For people living in the northern hemisphere, the famous "W" in Cassiopeia and the big dipper or may be the first star pattern recognized as a child, while for people in the southern hemisphere, the Southern Cross may be the most famous and common. However, these stars are not the brightest!

Every star has its own life cycle. From the moment of its birth, the fate of the star has been doomed. Hydrogen is the most common element in the universe during the formation of each star. The fate of a star depends entirely on the mass of hydrogen contained in it. A star with only 8% of the mass of the sun can still ignite nuclear fusion in its core, fuse hydrogen into helium, and finally transfer the energy to the surface and release it into the universe. These low mass stars are dim red because of their low temperature, and can burn fuel slowly, with a life span of up to trillions of years.

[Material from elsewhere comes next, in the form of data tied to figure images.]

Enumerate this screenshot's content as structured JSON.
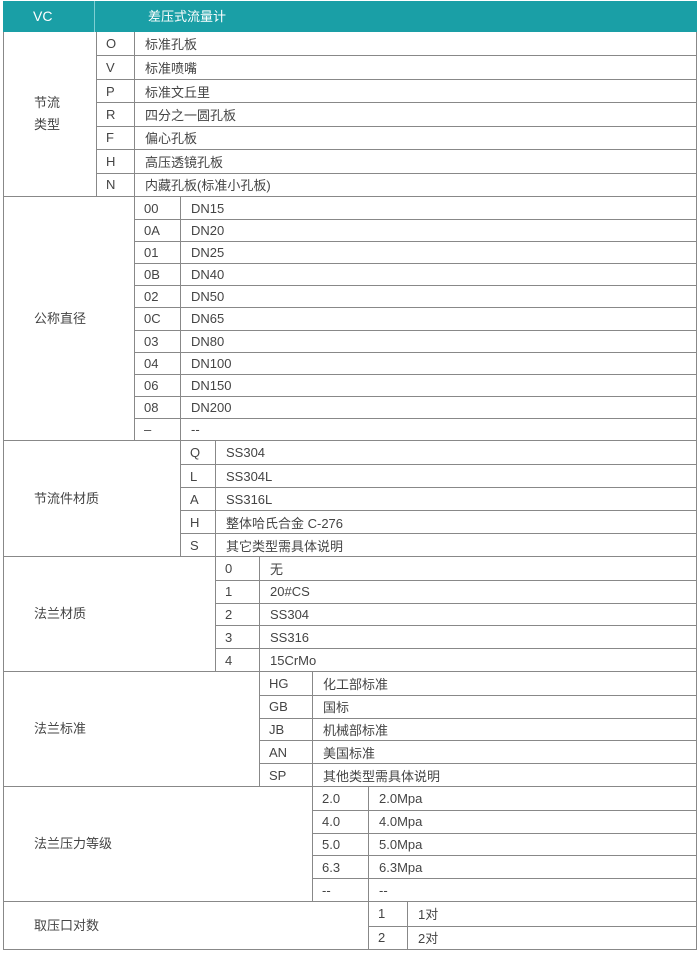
{
  "header": {
    "code": "VC",
    "title": "差压式流量计",
    "color": "#1a9fa6"
  },
  "groups": [
    {
      "label": "节流\n类型",
      "rows": [
        [
          "O",
          "标准孔板"
        ],
        [
          "V",
          "标准喷嘴"
        ],
        [
          "P",
          "标准文丘里"
        ],
        [
          "R",
          "四分之一圆孔板"
        ],
        [
          "F",
          "偏心孔板"
        ],
        [
          "H",
          "高压透镜孔板"
        ],
        [
          "N",
          "内藏孔板(标准小孔板)"
        ]
      ]
    },
    {
      "label": "公称直径",
      "rows": [
        [
          "00",
          "DN15"
        ],
        [
          "0A",
          "DN20"
        ],
        [
          "01",
          "DN25"
        ],
        [
          "0B",
          "DN40"
        ],
        [
          "02",
          "DN50"
        ],
        [
          "0C",
          "DN65"
        ],
        [
          "03",
          "DN80"
        ],
        [
          "04",
          "DN100"
        ],
        [
          "06",
          "DN150"
        ],
        [
          "08",
          "DN200"
        ],
        [
          "–",
          "--"
        ]
      ]
    },
    {
      "label": "节流件材质",
      "rows": [
        [
          "Q",
          "SS304"
        ],
        [
          "L",
          "SS304L"
        ],
        [
          "A",
          "SS316L"
        ],
        [
          "H",
          "整体哈氏合金 C-276"
        ],
        [
          "S",
          "其它类型需具体说明"
        ]
      ]
    },
    {
      "label": "法兰材质",
      "rows": [
        [
          "0",
          "无"
        ],
        [
          "1",
          "20#CS"
        ],
        [
          "2",
          "SS304"
        ],
        [
          "3",
          "SS316"
        ],
        [
          "4",
          "15CrMo"
        ]
      ]
    },
    {
      "label": "法兰标准",
      "rows": [
        [
          "HG",
          "化工部标准"
        ],
        [
          "GB",
          "国标"
        ],
        [
          "JB",
          "机械部标准"
        ],
        [
          "AN",
          "美国标准"
        ],
        [
          "SP",
          "其他类型需具体说明"
        ]
      ]
    },
    {
      "label": "法兰压力等级",
      "rows": [
        [
          "2.0",
          "2.0Mpa"
        ],
        [
          "4.0",
          "4.0Mpa"
        ],
        [
          "5.0",
          "5.0Mpa"
        ],
        [
          "6.3",
          "6.3Mpa"
        ],
        [
          "--",
          "--"
        ]
      ]
    },
    {
      "label": "取压口对数",
      "rows": [
        [
          "1",
          "1对"
        ],
        [
          "2",
          "2对"
        ]
      ]
    }
  ]
}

But the greater the mass, the higher the core temperature of the star, and the larger the region where nuclear fusion takes place. When a star reaches the mass of the sun, it is a class G star with a life cycle of only 10 billion years. If the mass is twice that of the sun, it is a class A star with bright blue and a life span of less than 2billion years. If the cores of the most massive stars (class O and class B stars) run out of hydrogen fuel, it will only take a few million years. There is no doubt that heavier, hotter stars are inherently brighter. A typical class A star may be 20 times brighter than the sun, and the largest star may be tens of thousands of times brighter than the sun!

Eventually, for every star, no matter how it starts to glow and heat, its core will run out of hydrogen fuel in a limited time.

When the star runs out of hydrogen fuel, it begins to burn heavier elements and expand into a red giant star, which is cooler but brighter than the original star.